Untuk distribusi geografis penduduk Padukuhan Gubug juga menunjukkan variasi menarik di berbagai RT. RT 50 tercatat sebagai wilayah terpadat, dengan 78 laki-laki dan 87 perempuan, sementara RT 52 memiliki jumlah penduduk terendah, dengan 36 laki-laki dan 41 perempuan. RT lain yang patut dicatat termasuk RT 51 (50 laki-laki, 61 perempuan) dan Area RT (64 laki-laki, 46 perempuan), serta untuk masyarakat yang menetap di Padukuhan Gubug, namun data administrasi belum berpindah ke Padukuhan Gubug terdapat sebanyak 29 laki-laki dan 29 perempuan. Hal ini menunjukkan persebaran penduduk yang beragam diseluruh wilayah Padukuhan Gubug.

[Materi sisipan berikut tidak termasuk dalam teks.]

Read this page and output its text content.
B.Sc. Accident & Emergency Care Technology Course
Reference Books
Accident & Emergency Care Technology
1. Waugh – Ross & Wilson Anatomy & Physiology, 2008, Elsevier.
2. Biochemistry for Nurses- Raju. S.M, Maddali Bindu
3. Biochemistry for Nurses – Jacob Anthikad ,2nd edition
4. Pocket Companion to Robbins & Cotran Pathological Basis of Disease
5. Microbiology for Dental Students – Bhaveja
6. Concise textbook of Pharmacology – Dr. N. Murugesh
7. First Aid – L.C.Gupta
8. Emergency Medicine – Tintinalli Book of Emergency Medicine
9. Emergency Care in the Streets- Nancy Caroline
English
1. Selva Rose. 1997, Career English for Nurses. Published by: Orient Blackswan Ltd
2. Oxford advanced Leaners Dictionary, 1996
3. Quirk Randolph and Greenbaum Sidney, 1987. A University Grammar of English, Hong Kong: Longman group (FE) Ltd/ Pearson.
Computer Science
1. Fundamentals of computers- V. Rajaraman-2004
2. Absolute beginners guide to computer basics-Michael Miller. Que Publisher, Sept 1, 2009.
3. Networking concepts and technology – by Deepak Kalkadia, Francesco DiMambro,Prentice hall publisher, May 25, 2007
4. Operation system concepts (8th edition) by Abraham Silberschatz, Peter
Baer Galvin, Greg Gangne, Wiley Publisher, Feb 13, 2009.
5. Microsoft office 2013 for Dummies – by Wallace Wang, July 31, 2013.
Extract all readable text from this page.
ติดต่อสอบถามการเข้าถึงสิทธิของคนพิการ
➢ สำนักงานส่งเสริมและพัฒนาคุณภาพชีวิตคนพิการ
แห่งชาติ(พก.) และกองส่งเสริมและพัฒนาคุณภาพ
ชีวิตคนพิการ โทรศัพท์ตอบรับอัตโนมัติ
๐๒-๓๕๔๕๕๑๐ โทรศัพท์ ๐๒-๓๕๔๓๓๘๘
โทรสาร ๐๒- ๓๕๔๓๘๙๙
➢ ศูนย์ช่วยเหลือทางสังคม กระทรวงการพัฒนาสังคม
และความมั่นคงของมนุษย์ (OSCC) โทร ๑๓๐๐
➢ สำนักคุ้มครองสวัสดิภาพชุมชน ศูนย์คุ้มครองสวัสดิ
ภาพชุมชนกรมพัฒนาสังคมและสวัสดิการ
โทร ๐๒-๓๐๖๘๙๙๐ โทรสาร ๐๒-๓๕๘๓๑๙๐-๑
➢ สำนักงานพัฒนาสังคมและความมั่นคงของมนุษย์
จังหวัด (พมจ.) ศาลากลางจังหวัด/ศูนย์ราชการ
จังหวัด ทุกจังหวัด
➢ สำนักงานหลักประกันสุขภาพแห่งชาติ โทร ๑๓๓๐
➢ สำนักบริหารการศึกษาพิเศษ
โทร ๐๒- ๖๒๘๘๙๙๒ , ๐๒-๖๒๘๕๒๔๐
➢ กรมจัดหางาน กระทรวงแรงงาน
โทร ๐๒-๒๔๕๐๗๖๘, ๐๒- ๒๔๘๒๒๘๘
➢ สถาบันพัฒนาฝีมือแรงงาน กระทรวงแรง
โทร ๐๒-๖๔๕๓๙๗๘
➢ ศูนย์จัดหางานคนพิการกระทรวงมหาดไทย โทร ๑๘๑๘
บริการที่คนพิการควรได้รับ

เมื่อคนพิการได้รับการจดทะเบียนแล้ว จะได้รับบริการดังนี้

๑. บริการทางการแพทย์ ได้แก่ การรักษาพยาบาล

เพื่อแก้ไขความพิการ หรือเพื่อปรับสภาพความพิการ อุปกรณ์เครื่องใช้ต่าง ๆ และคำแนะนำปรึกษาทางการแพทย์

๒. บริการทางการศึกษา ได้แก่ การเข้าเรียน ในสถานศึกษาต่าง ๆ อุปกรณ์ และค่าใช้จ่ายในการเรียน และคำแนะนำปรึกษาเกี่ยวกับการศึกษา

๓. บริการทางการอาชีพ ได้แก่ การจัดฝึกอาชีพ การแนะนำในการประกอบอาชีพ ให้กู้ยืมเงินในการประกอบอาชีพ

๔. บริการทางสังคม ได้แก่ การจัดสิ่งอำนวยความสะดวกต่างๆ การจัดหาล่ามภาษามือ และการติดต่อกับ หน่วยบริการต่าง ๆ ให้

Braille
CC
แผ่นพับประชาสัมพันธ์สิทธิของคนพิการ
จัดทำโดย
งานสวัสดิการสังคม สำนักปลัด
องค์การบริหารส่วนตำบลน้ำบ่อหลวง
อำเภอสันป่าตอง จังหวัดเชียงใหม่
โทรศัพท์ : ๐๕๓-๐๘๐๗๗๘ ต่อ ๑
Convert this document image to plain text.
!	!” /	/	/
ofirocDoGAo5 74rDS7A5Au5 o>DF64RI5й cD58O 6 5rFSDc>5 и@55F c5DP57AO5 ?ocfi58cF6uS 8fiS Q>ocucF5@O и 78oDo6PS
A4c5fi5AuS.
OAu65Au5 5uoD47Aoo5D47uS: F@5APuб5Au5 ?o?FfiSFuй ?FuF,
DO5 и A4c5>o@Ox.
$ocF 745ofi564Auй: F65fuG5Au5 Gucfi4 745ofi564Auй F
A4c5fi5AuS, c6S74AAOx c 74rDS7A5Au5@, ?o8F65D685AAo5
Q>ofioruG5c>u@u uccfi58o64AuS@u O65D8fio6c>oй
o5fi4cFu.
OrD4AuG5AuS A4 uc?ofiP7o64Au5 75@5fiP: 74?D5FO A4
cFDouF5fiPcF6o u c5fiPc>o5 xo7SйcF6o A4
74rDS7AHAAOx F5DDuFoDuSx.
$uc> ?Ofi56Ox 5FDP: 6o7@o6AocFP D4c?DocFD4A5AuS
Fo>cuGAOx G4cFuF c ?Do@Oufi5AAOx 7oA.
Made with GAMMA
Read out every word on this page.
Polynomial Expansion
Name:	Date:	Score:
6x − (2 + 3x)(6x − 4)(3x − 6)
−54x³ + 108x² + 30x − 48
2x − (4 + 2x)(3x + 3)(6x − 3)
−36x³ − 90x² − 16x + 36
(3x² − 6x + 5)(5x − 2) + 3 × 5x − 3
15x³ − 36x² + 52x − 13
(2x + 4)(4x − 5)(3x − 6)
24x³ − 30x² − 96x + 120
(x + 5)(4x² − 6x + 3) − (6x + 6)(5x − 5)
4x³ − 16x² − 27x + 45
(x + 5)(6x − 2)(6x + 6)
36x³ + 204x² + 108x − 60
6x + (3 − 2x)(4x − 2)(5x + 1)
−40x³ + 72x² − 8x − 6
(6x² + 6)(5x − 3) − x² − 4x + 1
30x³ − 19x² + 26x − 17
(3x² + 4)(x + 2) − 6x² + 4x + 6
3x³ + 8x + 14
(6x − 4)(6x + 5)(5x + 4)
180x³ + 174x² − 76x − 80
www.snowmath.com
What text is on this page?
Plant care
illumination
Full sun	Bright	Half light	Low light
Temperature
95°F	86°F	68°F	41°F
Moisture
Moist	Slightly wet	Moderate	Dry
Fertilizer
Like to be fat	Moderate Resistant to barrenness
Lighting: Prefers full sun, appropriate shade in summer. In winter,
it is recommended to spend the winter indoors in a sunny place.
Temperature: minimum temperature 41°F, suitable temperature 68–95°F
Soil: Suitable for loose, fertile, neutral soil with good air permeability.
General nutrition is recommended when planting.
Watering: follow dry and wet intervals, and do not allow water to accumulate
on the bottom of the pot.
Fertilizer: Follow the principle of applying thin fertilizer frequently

Tak hanya itu, pendidikan memainkan peran krusial di Padukuhan Gubug, dengan angka mengesankan yaitu 87% penduduk (453 orang) telah menerima pendidikan formal. Statistik ini merupakan indikator positif bagi perkembangan sumber daya manusia di daerah ini. Penekanan pada pendidikan lebih lanjut tercermin dalam struktur pekerjaan, di mana pelajar dan pendidik membentuk bagian signifikan dari angkatan kerja. Terdapat 102 pelajar/mahasiswa dan 21 guru di antara populasi, menggarisbawahi fokus masyarakat pada kemajuan pendidikan.
Sedangkan untuk lanskap pekerjaan di Padukuhan Gubug sangat beragam, mencerminkan struktur ekonomi yang kompleks. Sektor swasta memainkan peran vital, dengan 86 penduduk bekerja sebagai wiraswasta dan 86 lainnya sebagai karyawan swasta. Selain itu, 72 penduduk bekerja sebagai buruh, menggambarkan keberagaman lapangan pekerjaan yang tersedia. Sektor pemerintahan formal diwakili oleh 24 Pegawai Negeri Sipil (PNS), memberikan stabilitas ekonomi bagi sebagian penduduk. Menariknya, 34 penduduk terlibat dalam mengurus rumah tangga, menekankan pentingnya ekonomi domestik.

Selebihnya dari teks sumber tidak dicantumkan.